生物医学文献规模的不断扩大,使得更精确的信息检索以及挖掘科学文献中的隐性知识成为必要。在本章中,首先介绍了期望最大化(EM)方法用于半监督文档分类的三种新变体(《机器学习》39:103 - 134,2000年),以优化生物医学文献元搜索。使用凝聚信息瓶颈聚类(斯洛尼姆和蒂什比(1999年)凝聚信息瓶颈。发表于《神经信息处理系统大会论文集 - 12》)和戴维斯 - 布尔丁聚类有效性指标(《IEEE模式分析与机器智能汇刊》1:224 - 227,1979年)的每类多混合EM变体的检索性能,可与当前最先进的转导支持向量机(TSVM)(约阿希姆斯(1999年)使用支持向量机的文本分类转导推理。发表于《机器学习国际会议论文集》(ICML))相媲美。
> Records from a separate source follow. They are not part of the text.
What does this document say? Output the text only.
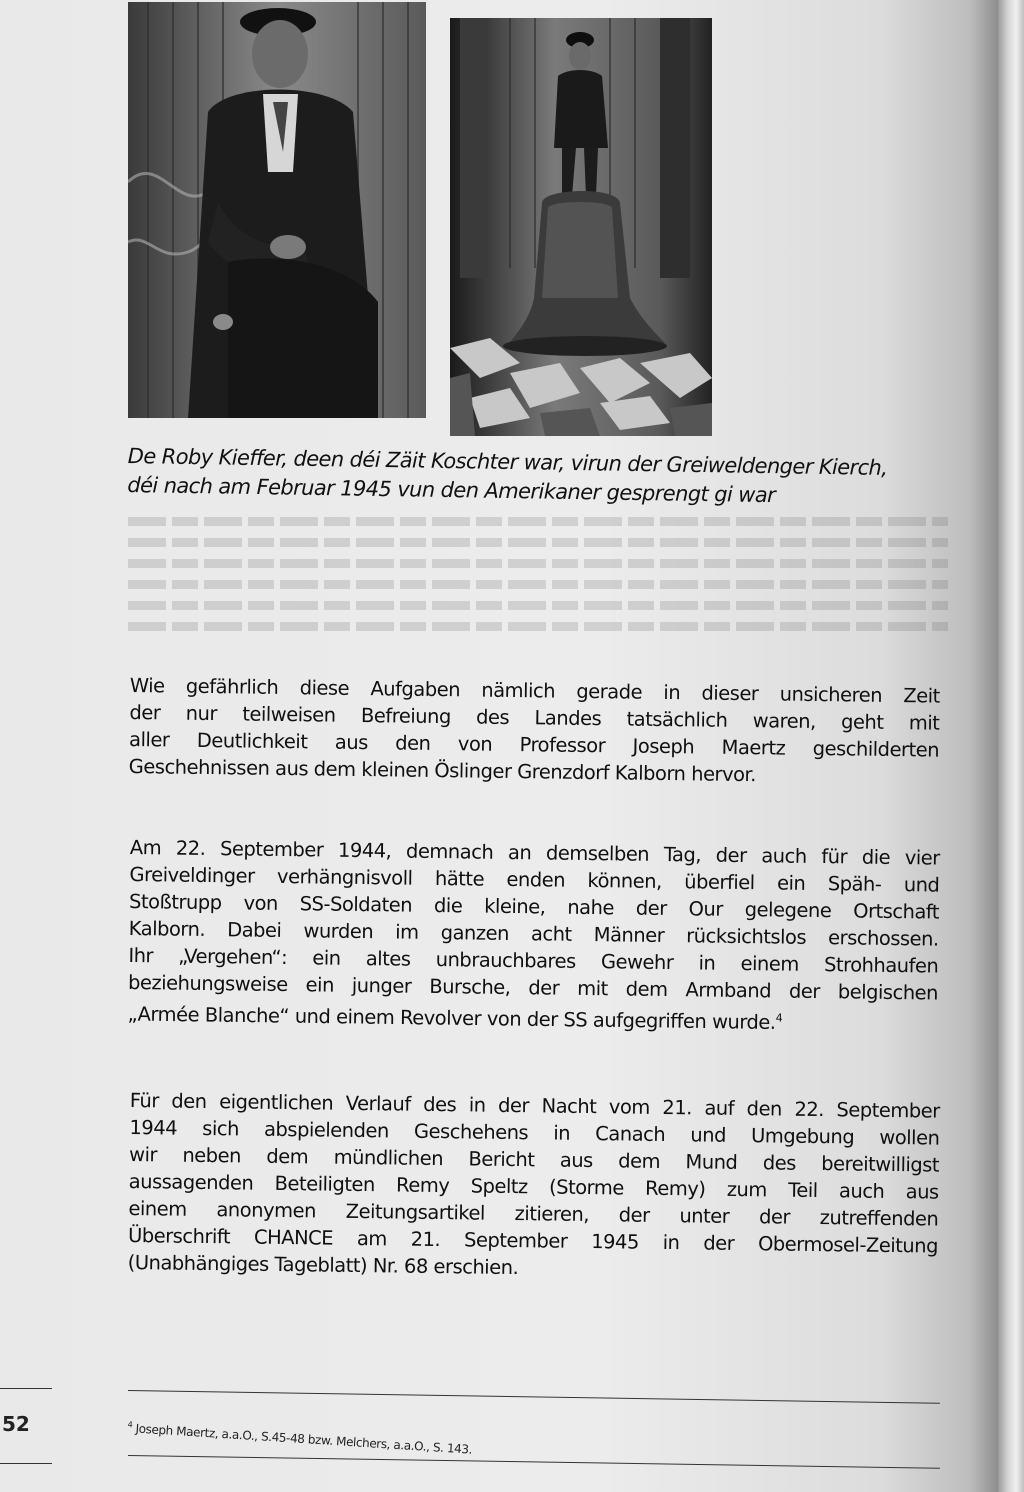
De Roby Kieffer, deen déi Zäit Koschter war, virun der Greiweldenger Kierch,
déi nach am Februar 1945 vun den Amerikaner gesprengt gi war
Wie gefährlich diese Aufgaben nämlich gerade in dieser unsicheren Zeit
der nur teilweisen Befreiung des Landes tatsächlich waren, geht mit
aller Deutlichkeit aus den von Professor Joseph Maertz geschilderten
Geschehnissen aus dem kleinen Öslinger Grenzdorf Kalborn hervor.
Am 22. September 1944, demnach an demselben Tag, der auch für die vier
Greiveldinger verhängnisvoll hätte enden können, überfiel ein Späh- und
Stoßtrupp von SS-Soldaten die kleine, nahe der Our gelegene Ortschaft
Kalborn. Dabei wurden im ganzen acht Männer rücksichtslos erschossen.
Ihr „Vergehen“: ein altes unbrauchbares Gewehr in einem Strohhaufen
beziehungsweise ein junger Bursche, der mit dem Armband der belgischen
„Armée Blanche“ und einem Revolver von der SS aufgegriffen wurde.$^4$
Für den eigentlichen Verlauf des in der Nacht vom 21. auf den 22. September
1944 sich abspielenden Geschehens in Canach und Umgebung wollen
wir neben dem mündlichen Bericht aus dem Mund des bereitwilligst
aussagenden Beteiligten Remy Speltz (Storme Remy) zum Teil auch aus
einem anonymen Zeitungsartikel zitieren, der unter der zutreffenden
Überschrift CHANCE am 21. September 1945 in der Obermosel-Zeitung
(Unabhängiges Tageblatt) Nr. 68 erschien.
52	$^4$ Joseph Maertz, a.a.O., S.45-48 bzw. Melchers, a.a.O., S. 143.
此外,每类多混合EM变体更快地优化了搜索结果,与TSVM相比,执行时间提高了一个多数量级。第二个工具CRFNER使用条件随机场(拉弗蒂等人(2001年)条件随机场:用于分割和标记序列数据的概率模型。发表于《ICML - 2001会议论文集》)从精神分裂症摘要中识别15种命名实体,在生物命名实体识别方面优于ABNER(塞茨(2004年)使用条件随机场和丰富特征集的生物医学命名实体识别。发表于《COLING 2004生物医学自然语言处理及其应用国际联合研讨会论文集》(NLPBA)),在第二组命名实体上达到了82.5%的F(1)性能。